Le Blade Runner de Ridley Scott adapté en 1982 de son roman Les androïdes rêvent-ils de moutons électriques ? a marqué le début de l’histoire d’amour entre le cinéma et l’œuvre de l’écrivain de science-fiction Philip K.Dick qui sera adapté douze fois en une trentaine d’années. A l’origine d’ailleurs les droits d’adaptation de la nouvelle parue en 1956 Rapport minoritaire sont achetés par le producteur-scénariste Gary Goldman qui a l’intention de s’en servir comme base pour une suite au Total Recall de Paul Verhoeven en transportant son action sur Mars, substituant au personnage de John Anderton celui de Doug Quaid incarné par Arnold Schwarzenegger et en faisant des precogs des mutants martiens.

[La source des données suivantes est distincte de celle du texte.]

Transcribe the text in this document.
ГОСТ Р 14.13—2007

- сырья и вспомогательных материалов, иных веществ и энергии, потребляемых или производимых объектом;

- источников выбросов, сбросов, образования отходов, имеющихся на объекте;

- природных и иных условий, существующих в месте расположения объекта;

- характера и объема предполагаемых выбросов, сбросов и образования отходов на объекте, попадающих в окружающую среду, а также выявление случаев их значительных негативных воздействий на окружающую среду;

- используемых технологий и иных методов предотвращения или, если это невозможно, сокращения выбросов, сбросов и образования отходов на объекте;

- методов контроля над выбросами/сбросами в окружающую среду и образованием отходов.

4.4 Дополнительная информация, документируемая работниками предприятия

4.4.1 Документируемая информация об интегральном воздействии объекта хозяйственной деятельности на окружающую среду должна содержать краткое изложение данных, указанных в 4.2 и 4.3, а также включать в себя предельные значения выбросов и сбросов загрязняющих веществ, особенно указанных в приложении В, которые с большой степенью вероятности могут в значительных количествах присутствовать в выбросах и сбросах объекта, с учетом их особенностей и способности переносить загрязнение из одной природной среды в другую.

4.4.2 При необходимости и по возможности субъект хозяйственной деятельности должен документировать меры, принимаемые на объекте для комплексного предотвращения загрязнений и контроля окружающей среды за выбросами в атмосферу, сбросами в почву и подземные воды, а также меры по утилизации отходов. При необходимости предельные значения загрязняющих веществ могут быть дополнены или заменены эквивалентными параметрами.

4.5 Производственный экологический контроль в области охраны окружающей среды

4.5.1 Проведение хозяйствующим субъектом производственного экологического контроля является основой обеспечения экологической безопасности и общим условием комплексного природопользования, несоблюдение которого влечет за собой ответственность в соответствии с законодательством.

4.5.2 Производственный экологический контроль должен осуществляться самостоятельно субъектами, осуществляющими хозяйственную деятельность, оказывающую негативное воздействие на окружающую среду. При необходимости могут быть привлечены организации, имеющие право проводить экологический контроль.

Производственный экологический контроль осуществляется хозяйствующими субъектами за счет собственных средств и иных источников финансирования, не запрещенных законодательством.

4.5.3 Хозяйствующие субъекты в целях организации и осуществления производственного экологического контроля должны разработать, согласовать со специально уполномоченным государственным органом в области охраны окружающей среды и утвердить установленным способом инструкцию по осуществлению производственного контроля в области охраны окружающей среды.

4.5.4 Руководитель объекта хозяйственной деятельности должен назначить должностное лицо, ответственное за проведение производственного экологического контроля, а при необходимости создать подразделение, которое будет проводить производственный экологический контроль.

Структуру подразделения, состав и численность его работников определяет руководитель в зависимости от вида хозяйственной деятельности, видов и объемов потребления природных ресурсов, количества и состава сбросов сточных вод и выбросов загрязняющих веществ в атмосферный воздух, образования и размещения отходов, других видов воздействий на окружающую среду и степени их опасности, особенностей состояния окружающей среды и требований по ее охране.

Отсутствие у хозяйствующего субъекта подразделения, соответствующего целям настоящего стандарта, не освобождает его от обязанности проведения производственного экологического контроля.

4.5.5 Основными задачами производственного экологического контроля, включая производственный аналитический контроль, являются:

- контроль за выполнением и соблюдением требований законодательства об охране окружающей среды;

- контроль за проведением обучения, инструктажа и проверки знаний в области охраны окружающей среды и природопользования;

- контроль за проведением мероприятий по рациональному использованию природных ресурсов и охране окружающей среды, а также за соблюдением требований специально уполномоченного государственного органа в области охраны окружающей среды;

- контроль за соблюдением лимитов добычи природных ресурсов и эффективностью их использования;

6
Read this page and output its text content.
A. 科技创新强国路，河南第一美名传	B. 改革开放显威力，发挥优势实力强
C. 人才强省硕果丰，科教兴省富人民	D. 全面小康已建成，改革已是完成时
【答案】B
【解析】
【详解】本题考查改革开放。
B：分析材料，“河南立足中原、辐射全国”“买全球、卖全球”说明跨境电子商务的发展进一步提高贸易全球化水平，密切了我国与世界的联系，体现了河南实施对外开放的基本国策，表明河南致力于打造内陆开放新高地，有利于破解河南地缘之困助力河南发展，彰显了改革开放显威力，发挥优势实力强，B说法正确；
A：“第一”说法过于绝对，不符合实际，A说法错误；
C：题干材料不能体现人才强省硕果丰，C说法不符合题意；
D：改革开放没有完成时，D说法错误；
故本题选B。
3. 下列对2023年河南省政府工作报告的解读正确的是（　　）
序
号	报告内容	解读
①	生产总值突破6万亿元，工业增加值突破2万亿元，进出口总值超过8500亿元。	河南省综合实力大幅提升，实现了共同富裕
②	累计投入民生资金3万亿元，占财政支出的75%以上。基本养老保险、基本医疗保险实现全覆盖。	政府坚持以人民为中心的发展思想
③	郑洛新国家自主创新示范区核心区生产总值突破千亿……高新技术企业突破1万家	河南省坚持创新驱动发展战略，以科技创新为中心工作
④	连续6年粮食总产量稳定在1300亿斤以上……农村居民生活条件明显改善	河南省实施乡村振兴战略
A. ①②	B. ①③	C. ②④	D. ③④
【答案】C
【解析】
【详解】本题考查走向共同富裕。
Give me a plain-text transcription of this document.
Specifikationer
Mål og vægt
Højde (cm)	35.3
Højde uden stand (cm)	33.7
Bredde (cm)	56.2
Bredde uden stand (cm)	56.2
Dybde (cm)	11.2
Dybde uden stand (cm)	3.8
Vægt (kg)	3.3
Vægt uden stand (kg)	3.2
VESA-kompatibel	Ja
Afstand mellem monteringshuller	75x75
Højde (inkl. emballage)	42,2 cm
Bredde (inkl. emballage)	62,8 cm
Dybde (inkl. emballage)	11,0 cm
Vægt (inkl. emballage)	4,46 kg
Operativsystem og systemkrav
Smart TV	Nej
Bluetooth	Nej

Le projet ne voit jamais le jour en l’état mais en 1997 les producteurs commandent une réécriture au romancier Jon Cohen dans l’optique d’en faire un film destiné à un autre expatrié hollandais de Hollywood, le réalisateur de Speed Jan DeBont. C’est cette version du script qui va attirer l’attention de Tom Cruise (grand fan de SF) qui voit l’occasion de collaborer enfin avec son ami de longue date Steven Spielberg (qui devait initialement réaliser Rain Man). Attiré par le mélange des genres, Spielberg accepte le projet mais leurs emplois du temps respectifs vont le décaler de plusieurs années pendant lesquelles Spielberg commande une réécriture au scénariste Scott Frank (Hors d’atteinte de Steven Soderbergh, Logan de James Mangold et la récente série Netflix The Queen’s Gambit). Frank retire le méchant original, crée le personnage de Burgess et retravaille celui de Witwer (incarné par Colin Farrell) pour le rendre plus proche de celui de la nouvelle, Cohen en ayant fait un pur « bad-guy« . La reprise du projet A.I. Intelligence artificielle après la mort de son ami Stanley Kubrick que Spielberg veut terminer, retarde le film et bouleverse le casting initialement prévu autour de Cruise. Ainsi Colin Farrell remplace Matt Damon dans le rôle de Witwer, Lois Smith remplace Meryl Streep dans le rôle de la scientifique Iris Hineman, Max von Sidow, Ian McKellen dans celui de Burgess , Kathryn Morris ( la série Cold Case) remplace Jenna Elfman ( de la sitcom Dharma et Greg) dans le rôle de l’ex-épouse d’Anderton, Lara. Le rôle de la precog Agatha perd Cate Blanchett remplacée par la britannique Samantha Morton.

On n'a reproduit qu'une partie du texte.